The balance matters. The write tools are only useful if the read tools give the AI enough context to make good write decisions. suggest_mixins scores candidates before create_model chooses them. health() verifies after every write. getModel() confirms the model appears correctly after creation.

The read tools are the AI’s senses. The write tools are its hands. Neither is useful without the other.

A read-only AI tool layer is a good oracle. A read-write AI tool layer is a working collaborator.

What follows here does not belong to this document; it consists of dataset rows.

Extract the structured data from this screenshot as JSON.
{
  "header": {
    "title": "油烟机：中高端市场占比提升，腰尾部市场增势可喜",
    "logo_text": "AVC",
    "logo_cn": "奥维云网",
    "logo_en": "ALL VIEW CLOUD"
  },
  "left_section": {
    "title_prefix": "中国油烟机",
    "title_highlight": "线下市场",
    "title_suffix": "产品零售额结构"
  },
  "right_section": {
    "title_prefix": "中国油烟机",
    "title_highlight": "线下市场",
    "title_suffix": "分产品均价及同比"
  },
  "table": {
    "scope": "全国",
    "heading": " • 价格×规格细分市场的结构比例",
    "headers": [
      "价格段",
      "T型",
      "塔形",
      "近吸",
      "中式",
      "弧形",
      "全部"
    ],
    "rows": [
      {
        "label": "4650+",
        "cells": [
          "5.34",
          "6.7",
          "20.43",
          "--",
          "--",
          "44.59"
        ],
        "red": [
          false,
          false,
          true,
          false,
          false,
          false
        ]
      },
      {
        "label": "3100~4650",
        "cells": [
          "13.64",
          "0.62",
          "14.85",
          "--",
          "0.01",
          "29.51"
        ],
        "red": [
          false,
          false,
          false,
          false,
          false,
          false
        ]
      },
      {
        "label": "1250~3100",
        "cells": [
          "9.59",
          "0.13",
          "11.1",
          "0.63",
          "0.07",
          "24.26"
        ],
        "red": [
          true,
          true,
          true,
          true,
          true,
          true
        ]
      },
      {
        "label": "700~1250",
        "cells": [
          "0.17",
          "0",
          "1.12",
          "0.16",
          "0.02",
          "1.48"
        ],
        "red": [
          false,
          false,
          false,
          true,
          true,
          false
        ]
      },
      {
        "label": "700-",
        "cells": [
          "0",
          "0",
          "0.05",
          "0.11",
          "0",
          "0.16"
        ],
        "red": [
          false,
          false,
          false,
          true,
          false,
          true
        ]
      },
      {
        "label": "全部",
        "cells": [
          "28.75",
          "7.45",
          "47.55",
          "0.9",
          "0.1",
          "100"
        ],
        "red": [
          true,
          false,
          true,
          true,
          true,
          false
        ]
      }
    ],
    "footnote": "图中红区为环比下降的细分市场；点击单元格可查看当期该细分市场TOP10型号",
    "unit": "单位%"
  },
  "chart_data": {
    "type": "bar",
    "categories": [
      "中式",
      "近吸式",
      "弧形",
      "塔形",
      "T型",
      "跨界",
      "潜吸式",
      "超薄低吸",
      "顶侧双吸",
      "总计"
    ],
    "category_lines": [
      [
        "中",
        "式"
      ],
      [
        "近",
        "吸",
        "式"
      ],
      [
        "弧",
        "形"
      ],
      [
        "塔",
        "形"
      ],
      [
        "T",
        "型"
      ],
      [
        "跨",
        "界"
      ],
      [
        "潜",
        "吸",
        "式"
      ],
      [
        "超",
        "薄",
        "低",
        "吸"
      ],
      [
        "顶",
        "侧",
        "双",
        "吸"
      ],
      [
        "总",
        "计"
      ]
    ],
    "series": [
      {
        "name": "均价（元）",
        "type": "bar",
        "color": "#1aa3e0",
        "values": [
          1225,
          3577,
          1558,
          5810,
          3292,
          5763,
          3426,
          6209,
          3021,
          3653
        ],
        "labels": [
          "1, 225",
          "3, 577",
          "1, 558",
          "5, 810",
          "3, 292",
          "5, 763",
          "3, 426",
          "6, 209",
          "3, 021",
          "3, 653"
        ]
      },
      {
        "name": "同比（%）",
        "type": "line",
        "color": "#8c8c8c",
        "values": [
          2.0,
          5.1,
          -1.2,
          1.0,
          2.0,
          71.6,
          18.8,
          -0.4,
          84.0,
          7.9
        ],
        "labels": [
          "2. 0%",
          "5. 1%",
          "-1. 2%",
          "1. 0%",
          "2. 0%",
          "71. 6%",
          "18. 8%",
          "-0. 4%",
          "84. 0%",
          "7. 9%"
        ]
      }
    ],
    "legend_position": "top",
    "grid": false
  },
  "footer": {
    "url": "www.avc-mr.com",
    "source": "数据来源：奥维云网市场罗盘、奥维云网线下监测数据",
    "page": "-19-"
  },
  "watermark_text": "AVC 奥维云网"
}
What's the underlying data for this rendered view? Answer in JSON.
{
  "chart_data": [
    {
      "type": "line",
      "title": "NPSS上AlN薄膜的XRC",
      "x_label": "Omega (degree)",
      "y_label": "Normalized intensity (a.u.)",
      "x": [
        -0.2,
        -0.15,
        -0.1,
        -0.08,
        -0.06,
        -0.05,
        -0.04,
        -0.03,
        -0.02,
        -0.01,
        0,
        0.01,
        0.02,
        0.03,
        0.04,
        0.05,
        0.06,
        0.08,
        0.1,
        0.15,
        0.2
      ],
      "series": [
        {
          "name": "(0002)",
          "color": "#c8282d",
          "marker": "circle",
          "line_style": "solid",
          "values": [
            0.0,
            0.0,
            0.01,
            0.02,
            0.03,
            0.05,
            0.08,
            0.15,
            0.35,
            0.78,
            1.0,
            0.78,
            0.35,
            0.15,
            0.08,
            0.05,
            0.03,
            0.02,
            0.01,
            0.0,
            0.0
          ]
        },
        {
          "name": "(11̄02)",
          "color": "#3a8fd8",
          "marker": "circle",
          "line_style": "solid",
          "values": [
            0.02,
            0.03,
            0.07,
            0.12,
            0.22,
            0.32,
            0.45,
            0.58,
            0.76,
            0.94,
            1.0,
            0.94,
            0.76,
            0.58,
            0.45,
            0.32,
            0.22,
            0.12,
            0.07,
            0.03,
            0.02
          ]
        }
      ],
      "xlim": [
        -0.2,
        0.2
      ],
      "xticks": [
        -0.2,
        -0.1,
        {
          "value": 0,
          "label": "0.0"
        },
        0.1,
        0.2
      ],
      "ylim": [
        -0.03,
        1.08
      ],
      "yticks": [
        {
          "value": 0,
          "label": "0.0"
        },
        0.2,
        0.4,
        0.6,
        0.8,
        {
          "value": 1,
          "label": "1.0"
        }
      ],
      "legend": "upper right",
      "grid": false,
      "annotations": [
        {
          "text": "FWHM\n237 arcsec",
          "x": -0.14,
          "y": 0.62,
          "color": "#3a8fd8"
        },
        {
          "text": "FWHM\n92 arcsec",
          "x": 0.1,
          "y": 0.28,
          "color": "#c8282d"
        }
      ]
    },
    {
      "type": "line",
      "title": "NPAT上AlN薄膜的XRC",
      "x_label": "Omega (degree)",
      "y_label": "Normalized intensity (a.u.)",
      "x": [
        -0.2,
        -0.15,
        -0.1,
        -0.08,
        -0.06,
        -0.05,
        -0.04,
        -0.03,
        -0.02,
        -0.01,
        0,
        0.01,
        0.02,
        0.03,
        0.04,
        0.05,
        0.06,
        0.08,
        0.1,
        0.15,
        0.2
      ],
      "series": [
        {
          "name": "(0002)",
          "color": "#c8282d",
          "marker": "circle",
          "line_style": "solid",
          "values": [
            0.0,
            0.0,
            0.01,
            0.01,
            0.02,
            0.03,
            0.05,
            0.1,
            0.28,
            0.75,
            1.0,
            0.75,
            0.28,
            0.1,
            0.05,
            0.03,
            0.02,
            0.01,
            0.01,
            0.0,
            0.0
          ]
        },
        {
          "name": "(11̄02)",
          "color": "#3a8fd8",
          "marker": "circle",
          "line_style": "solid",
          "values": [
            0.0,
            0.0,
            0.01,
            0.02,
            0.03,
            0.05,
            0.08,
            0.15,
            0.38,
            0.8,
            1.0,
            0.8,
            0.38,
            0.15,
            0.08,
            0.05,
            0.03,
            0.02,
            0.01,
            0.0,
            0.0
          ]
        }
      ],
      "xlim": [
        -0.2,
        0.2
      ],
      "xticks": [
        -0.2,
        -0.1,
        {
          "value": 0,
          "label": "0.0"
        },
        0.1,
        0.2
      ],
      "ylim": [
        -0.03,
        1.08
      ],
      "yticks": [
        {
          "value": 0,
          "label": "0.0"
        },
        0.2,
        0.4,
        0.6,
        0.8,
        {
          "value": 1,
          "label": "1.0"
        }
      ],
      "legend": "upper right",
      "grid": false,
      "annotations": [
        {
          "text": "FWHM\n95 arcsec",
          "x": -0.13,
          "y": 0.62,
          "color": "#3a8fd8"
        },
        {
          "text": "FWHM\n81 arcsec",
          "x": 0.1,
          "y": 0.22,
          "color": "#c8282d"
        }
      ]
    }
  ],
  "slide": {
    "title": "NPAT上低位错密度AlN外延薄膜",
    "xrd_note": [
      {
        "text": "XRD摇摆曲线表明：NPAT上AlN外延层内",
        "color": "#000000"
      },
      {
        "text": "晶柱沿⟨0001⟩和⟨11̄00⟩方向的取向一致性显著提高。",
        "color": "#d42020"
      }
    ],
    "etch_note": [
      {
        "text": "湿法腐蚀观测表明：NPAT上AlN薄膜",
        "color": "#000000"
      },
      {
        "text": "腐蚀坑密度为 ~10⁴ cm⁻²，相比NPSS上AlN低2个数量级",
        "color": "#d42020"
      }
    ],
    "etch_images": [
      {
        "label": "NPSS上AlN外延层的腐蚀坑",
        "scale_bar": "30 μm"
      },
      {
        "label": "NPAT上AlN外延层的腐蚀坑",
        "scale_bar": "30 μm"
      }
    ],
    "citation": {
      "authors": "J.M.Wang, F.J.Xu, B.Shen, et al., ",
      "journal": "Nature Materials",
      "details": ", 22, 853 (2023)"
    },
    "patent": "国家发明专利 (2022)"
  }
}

The pattern in these last few articles runs in one direction: each layer builds on the last. Inspect gives the AI eyes. PageDef autofill gives it judgment about UI structure. The write tools give it hands. The adapter layer keeps all of it from breaking when the framework evolves. The system is designed for the steady state, not the demo — where refactors happen, where coverage matters, where partial breakage is worse than total breakage.